Author’s note: I had intended on publishing this piece as a Substack Note. Notes are relatively quick and simple installments, as opposed to full-blown essays. However, Notes will only allow you to attach photos at the end of the piece and, as you’ll soon see, this story requires me to place the photos where they’re needed, rather than insert them as a footnote.


On Tuesday, I headed up the Mount of Olives, just to the east of the Old City of Jerusalem. It’s a place where Jesus and the Apostles spent a lot of time.

It’s technically [topographically] not a mountain. It’s just a really, really big, really, really steep hill.

It’s where Jesus began his triumphal entry into Jerusalem on Palm Sunday.

Five nights later, on Holy Thursday, it was at the base of the Mount of Olives, in the Garden of Gethsemane, that he was betrayed and arrested. (In the photo above, the area immediately to the left of the Church of All Nations is the garden.)

Further uphill (if you put the pieces together in Luke’s Gospel), he’d previously taught the Apostles the Lord’s Prayer, popularly known as the “Our Father” or, in Latin, “Pater Noster.”

That location is memorialized at the Cloister of Pater Noster, which I stumbled upon after visiting the Chapel of the Ascension, at the crest of the mount.

The site of the Ascension was my primary objective that morning.

Since arriving in Israel, I’ve been to the place where the angel told Mary that she was blessed among women. I’ve been to the field where the shepherds heard the Christmas news from a “multitude of the heavenly host.”

On Good Friday, I walked the steps of Jesus’ Passion. I’ve knelt at the site of his crucifixion, kissed the stone on which he was anointed, and been inside his tomb.

The location of his Ascension seemed like a pretty logical item to be next on the training schedule.

The chapel on the site where Jesus ascended into Heaven. Hey, is that a souvenir stand? Uh, yep.
The Muslim-run souvenir stand on the location where, 40 days after his resurrection, Jesus ascended to Heaven.

Side note: The Church of the Ascension is maintained, not by any of the Christian churches, but by the Islamic Waqf, which is a sort of counterpart to the Catholic (Franciscan) Custody of the Holy Land.
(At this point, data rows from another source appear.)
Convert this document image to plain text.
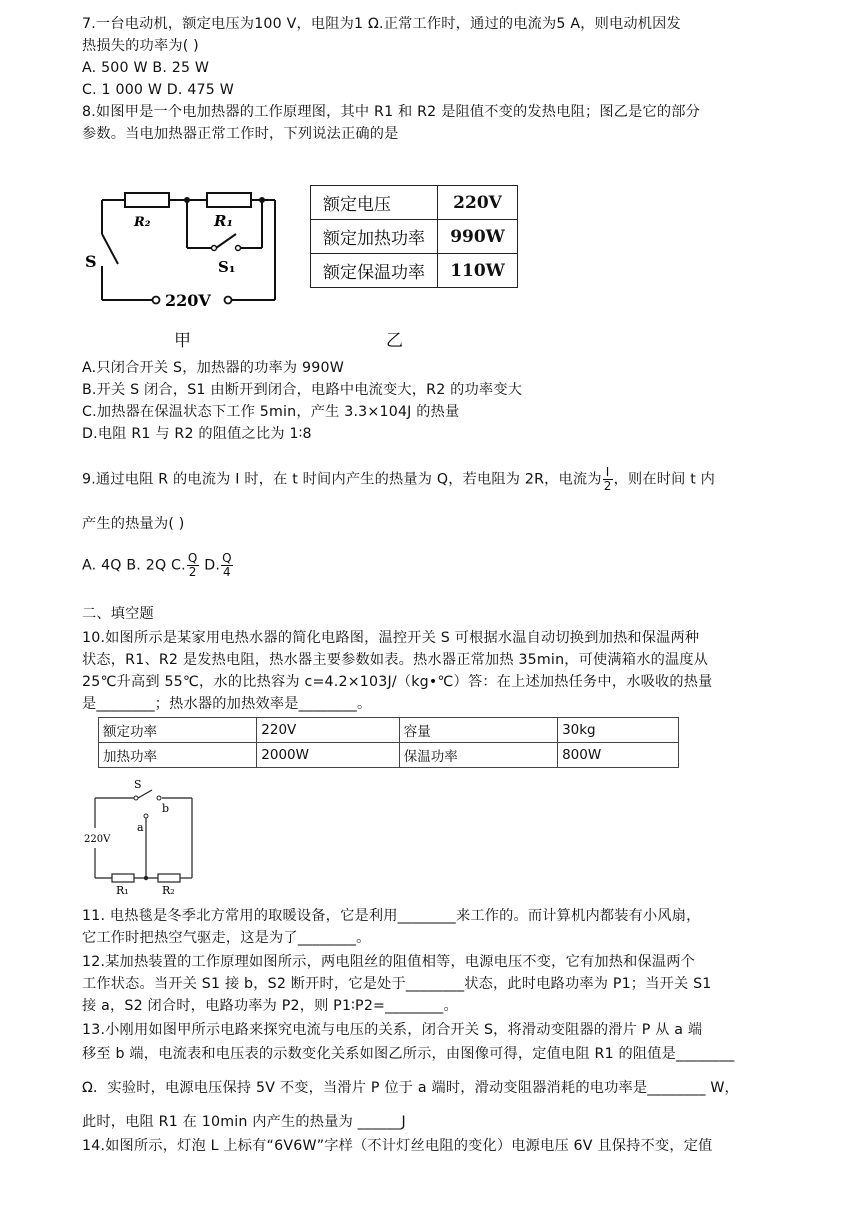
7.一台电动机，额定电压为100 V，电阻为1 Ω.正常工作时，通过的电流为5 A，则电动机因发
热损失的功率为( )
A. 500 W B. 25 W
C. 1 000 W D. 475 W
8.如图甲是一个电加热器的工作原理图，其中 R1 和 R2 是阻值不变的发热电阻；图乙是它的部分
参数。当电加热器正常工作时，下列说法正确的是
R₂	R₁
S	S₁
220V
额定电压	220V
额定加热功率	990W
额定保温功率	110W
甲	乙
A.只闭合开关 S，加热器的功率为 990W
B.开关 S 闭合，S1 由断开到闭合，电路中电流变大，R2 的功率变大
C.加热器在保温状态下工作 5min，产生 3.3×104J 的热量
D.电阻 R1 与 R2 的阻值之比为 1∶8
9.通过电阻 R 的电流为 I 时，在 t 时间内产生的热量为 Q，若电阻为 2R，电流为 $\frac{I}{2}$ ，则在时间 t 内
产生的热量为( )
A. 4Q B. 2Q C. $\frac{Q}{2} D$. $\frac{Q}{4}$
二、填空题
10.如图所示是某家用电热水器的简化电路图，温控开关 S 可根据水温自动切换到加热和保温两种
状态，R1、R2 是发热电阻，热水器主要参数如表。热水器正常加热 35min，可使满箱水的温度从
25℃升高到 55℃，水的比热容为 c=4.2×103J/（kg•℃）答：在上述加热任务中，水吸收的热量
是________；热水器的加热效率是________。
额定功率	220V	容量	30kg
加热功率	2000W	保温功率	800W
S
b
a
220V
R₁	R₂
11. 电热毯是冬季北方常用的取暖设备，它是利用________来工作的。而计算机内都装有小风扇，
它工作时把热空气驱走，这是为了________。
12.某加热装置的工作原理如图所示，两电阻丝的阻值相等，电源电压不变，它有加热和保温两个
工作状态。当开关 S1 接 b，S2 断开时，它是处于________状态，此时电路功率为 P1；当开关 S1
接 a，S2 闭合时，电路功率为 P2，则 P1∶P2=________。
13.小刚用如图甲所示电路来探究电流与电压的关系，闭合开关 S，将滑动变阻器的滑片 P 从 a 端
移至 b 端，电流表和电压表的示数变化关系如图乙所示，由图像可得，定值电阻 R1 的阻值是________
Ω．实验时，电源电压保持 5V 不变，当滑片 P 位于 a 端时，滑动变阻器消耗的电功率是________ W，
此时，电阻 R1 在 10min 内产生的热量为 ______J
14.如图所示，灯泡 L 上标有“6V6W”字样（不计灯丝电阻的变化）电源电压 6V 且保持不变，定值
The Waqf is responsible for the care and maintenance of Islamic holy sites and, since they turned the site of Jesus’ ascension into a mosque in 1187, they still run the place, and it’s a mess. I mean, a gross, sloppy, unkempt disgrace.

The dutiful doorman at the Chapel of the Ascension. The sign says, “There is ticket to enter.” The ticket cost 10 Shekels (about $2.75) and the proceeds go to the Waqf, for the “care and maintenance” of the chapel grounds.
Three chairs that belong in a dumpster inexplicably lying two yards from a section of stone slab called "Ascension Rock,” which is believed to contain the right footprint of Christ, while the section bearing the left footprint was taken to the Al-Aqsa Mosque in the Middle Ages. Oh yeah, and a donation can so they can keep the place beautiful!

So, anyway, after throwing up in my mouth at the site of Jesus’ Ascension, I was making my way down the hill, toward the Church of Mary Magdalene, when I found a couple of sites that weren’t on my agenda.